Sometimes what you don't write is as important as what you do.
For instance.
On Thursday, I was trucking to the train after a long, soggy day at work—it wouldn't have been so damp had I stayed in the office, but I grabbed the No. 22 bus up Clark Street to stop by the Chicago History Museum to do some research, and that was closer to scuba diving than commuting.
Anyway, I looked over the Orleans Street Bridge and notice that Rahm Emanuel's brand new section of River Walk was under an inch of water.
"You'd think the geniuses at the city would have factored in the idea that sometimes the river will rise..." I thought to myself. I wondered whether I should send the photographs immediately to the paper. Maybe they could splash them—pun intended—across the front page. "RIVER WALK ALL WET!"
But something stayed my hand. As safe a bet as assuming other people are stupid often is, you don't want that to be your default. I waited. From the radio that evening, I learned two inches of rain had fallen that day, the most rain in one day for the past 18 months. A rare event.
"What if ..." I thought. "The River Walk was designed to be inundated by the river, for an hour or two after freakish once-a-year deluges?"
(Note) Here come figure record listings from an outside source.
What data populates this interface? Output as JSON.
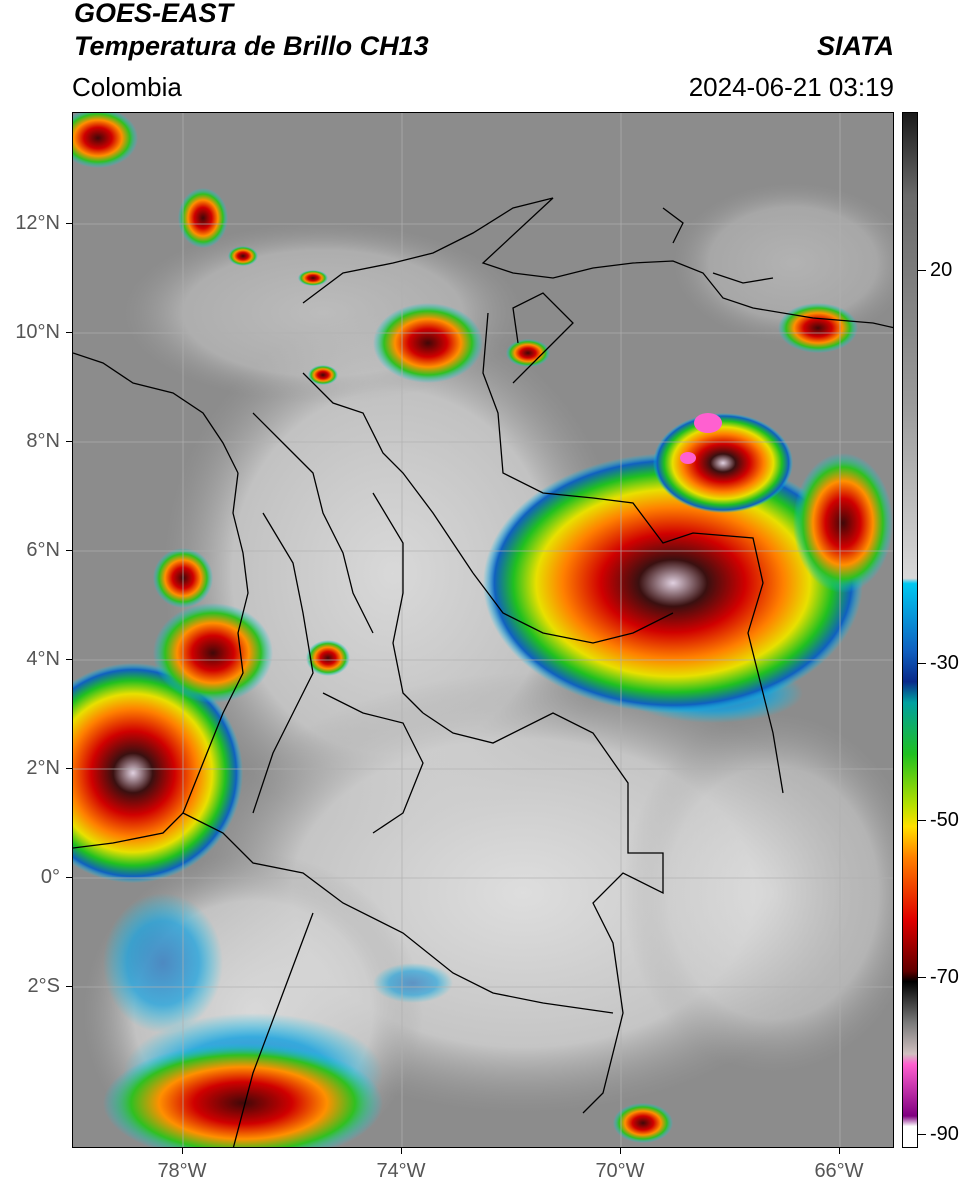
{
  "header": {
    "satellite": "GOES-EAST",
    "product": "Temperatura de Brillo CH13",
    "region": "Colombia",
    "organization": "SIATA",
    "datetime": "2024-06-21 03:19"
  },
  "map": {
    "lat_labels": [
      "12°N",
      "10°N",
      "8°N",
      "6°N",
      "4°N",
      "2°N",
      "0°",
      "2°S"
    ],
    "lon_labels": [
      "78°W",
      "74°W",
      "70°W",
      "66°W"
    ],
    "background_gray": "#8c8c8c"
  },
  "colorbar": {
    "labels": [
      "20",
      "-30",
      "-50",
      "-70",
      "-90"
    ],
    "stops": [
      "#1a1a1a",
      "#6a6a6a",
      "#9a9a9a",
      "#d8d8d8",
      "#00c8f0",
      "#1060c0",
      "#0a2a8a",
      "#00a0a0",
      "#20c020",
      "#b8e000",
      "#ffe000",
      "#ff8000",
      "#e00000",
      "#600000",
      "#000000",
      "#7a7a7a",
      "#d0c0c0",
      "#ff60d0",
      "#800080",
      "#ffffff"
    ]
  }
}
As luck would have it, on Monday I spoke with Dan Burke, the chief engineer at the Department of Transportation. We were just winding up our conversation about an unrelated matter when I told him I had seen the submerged section. He said, in essence, yup, that's what's supposed to happen.
"Everything in the River Walk is designed to be flood tolerant," he said.
The factuality of mainstream media is being emphasized a lot. But they also do the "pause and think" thing and the "do I have all the facts" thing and the "is this fair?" thing. Not everyone does, and we see the result.